Dad didn’t hear me enter the room. He was standing at the kitchen counter with his back to me, methodically making sandwiches for our school lunches.  He lacked the ease of routine that Mom possessed. His orchestrated movements – the bread here, the meat there – it wasn’t natural. This couldn’t be real life.  In real life, Mom ironed his shirt and pants in the morning.  He slung a tie around his neck, slipped into his shiny shoes, grumbled a goodbye, and was off to work. This dad, in his undershirt and dress pants slapping together school sandwiches, was not the dad I knew.

When he sensed my presence, he turned around slowly, defeatedly, his shoulders hunched, which seemed to have become his new posture.

“Morning, Fluff,” a false sense of confidence punching through the thin veil of his bravado.  “Morning Daddy,” I countered with my equally false greeting. 

I wanted Mom in the kitchen, even if it meant it was the black, marble-eyed, crazy version of my mother. I wanted her there to make me feel normal again. I wanted Dad to be on his way to work smoking cigarettes and, listening to AM talk radio. I didn’t want him struggling through school sandwiches with a thick slice of sadness. 

“I put butter on your sandwiches. I don’t know what Mom puts on the sandwiches, but I like butter, so there’s butter on the sandwiches,” he said talking softly and swiftly, more to himself than to me. 
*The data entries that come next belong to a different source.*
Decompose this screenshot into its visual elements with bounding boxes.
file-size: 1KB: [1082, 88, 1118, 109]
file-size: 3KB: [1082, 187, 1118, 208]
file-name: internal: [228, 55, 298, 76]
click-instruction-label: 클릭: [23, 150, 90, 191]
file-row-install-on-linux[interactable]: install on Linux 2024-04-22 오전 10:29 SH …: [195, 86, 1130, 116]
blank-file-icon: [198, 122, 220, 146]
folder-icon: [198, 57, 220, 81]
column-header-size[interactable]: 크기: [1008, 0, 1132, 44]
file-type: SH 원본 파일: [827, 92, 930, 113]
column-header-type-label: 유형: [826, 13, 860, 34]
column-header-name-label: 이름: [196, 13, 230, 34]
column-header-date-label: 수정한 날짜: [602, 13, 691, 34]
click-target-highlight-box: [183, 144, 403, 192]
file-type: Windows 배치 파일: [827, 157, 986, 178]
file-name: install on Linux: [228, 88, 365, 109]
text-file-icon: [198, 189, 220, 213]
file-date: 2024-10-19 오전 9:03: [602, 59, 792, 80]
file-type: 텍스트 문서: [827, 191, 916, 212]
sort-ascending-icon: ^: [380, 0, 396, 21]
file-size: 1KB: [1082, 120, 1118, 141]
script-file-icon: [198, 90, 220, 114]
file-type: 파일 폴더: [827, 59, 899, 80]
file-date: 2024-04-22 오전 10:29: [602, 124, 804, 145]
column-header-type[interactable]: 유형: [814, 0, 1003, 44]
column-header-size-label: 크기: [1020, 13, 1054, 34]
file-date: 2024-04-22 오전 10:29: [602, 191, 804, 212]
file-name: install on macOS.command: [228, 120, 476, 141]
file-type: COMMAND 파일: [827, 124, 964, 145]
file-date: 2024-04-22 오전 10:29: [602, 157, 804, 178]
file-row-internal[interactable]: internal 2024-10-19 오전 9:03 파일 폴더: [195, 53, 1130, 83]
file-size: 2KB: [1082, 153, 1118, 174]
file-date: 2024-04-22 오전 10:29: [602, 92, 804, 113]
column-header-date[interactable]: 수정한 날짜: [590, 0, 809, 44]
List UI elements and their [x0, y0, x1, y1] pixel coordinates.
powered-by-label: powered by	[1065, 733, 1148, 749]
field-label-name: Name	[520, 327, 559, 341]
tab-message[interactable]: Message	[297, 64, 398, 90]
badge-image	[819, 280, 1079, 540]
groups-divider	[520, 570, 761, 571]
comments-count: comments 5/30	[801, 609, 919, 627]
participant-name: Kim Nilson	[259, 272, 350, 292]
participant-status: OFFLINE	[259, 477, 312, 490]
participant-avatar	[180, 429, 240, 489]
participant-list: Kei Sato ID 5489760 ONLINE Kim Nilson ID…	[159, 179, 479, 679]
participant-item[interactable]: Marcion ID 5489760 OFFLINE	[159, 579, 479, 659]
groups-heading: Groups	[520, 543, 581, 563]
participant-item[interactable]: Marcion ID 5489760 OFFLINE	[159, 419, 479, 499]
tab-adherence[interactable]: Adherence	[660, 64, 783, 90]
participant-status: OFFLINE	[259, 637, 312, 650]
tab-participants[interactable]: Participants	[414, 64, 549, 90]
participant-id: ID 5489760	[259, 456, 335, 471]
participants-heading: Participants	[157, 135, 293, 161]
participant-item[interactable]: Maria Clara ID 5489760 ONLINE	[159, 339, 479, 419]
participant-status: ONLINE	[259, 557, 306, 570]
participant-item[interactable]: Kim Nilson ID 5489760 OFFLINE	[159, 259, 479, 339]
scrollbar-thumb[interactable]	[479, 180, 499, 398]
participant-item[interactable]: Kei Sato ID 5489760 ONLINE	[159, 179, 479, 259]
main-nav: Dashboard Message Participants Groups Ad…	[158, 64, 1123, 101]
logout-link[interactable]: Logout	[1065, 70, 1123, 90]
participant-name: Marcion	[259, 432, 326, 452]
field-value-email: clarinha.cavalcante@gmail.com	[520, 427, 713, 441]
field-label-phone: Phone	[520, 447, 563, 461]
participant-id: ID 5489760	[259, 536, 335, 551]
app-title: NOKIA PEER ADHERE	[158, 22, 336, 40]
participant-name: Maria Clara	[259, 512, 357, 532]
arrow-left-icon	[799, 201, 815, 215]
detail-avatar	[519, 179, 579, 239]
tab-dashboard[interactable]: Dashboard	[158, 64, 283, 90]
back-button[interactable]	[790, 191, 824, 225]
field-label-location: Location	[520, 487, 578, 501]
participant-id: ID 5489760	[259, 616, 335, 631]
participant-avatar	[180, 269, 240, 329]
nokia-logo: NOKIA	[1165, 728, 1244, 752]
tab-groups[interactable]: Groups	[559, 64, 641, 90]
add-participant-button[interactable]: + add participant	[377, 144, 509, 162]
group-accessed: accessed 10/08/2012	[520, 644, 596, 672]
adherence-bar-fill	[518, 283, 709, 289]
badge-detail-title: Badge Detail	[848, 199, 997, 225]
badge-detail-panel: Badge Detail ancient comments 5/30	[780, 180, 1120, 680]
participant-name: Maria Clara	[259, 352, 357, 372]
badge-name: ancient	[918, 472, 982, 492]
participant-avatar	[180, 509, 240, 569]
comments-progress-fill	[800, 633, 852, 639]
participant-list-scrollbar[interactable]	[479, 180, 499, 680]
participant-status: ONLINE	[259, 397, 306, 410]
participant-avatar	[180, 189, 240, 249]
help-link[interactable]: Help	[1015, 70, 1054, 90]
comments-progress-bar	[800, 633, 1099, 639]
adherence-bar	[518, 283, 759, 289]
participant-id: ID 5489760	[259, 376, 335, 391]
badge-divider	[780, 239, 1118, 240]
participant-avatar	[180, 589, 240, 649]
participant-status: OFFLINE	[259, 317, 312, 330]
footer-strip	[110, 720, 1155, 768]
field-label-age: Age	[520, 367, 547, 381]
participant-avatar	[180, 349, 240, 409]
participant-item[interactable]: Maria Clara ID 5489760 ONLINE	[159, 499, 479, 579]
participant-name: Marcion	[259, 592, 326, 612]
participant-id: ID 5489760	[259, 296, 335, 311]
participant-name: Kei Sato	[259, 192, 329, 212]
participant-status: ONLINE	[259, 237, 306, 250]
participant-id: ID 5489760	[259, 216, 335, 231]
He wore stress like a welder’s mask covering the emotion beneath, protecting both of us from the blazing, palatable pain in the room.

“It’s ok, Daddy, I like butter on my sandwiches,” I lied. 

I had never had butter on my sandwiches.  Mom always made my salami and mustard or ham and mustard sandwiches sans butter, but I was willing to try butter in this instance if it meant Dad’s droopy eyes would go back to normal.

Somehow, Dad got all five of us off to school with lunches in-hand, our names neatly written in his all caps printed writing on the paper bags. He wasn’t aware that Mom usually only put our first initial on the bags, but he seemed to take pride in writing out our full names.  As I reached up to grab my bag off of the countertop, I felt the weight of this small morning task he had performed.  With a butter knife and some paper bags, he taught me what perseverance looked like. 

I took my cue from him even though my insides felt like jiggly, shaky jelly, I grabbed my bag and walked out of the door with my brothers to school.  I found that place inside where you only see the few, small steps in front of you, not the big scary monster behind you, or the unknown, overgrown path in front. When I bit into my sandwich at lunchtime, I realized for the first time that butter tastes just as good on a salami sandwich as mustard. It wasn’t the same as mustard, but it was a sandwich and it was good and my dad had made it in his undershirt and dress pants before he left for work.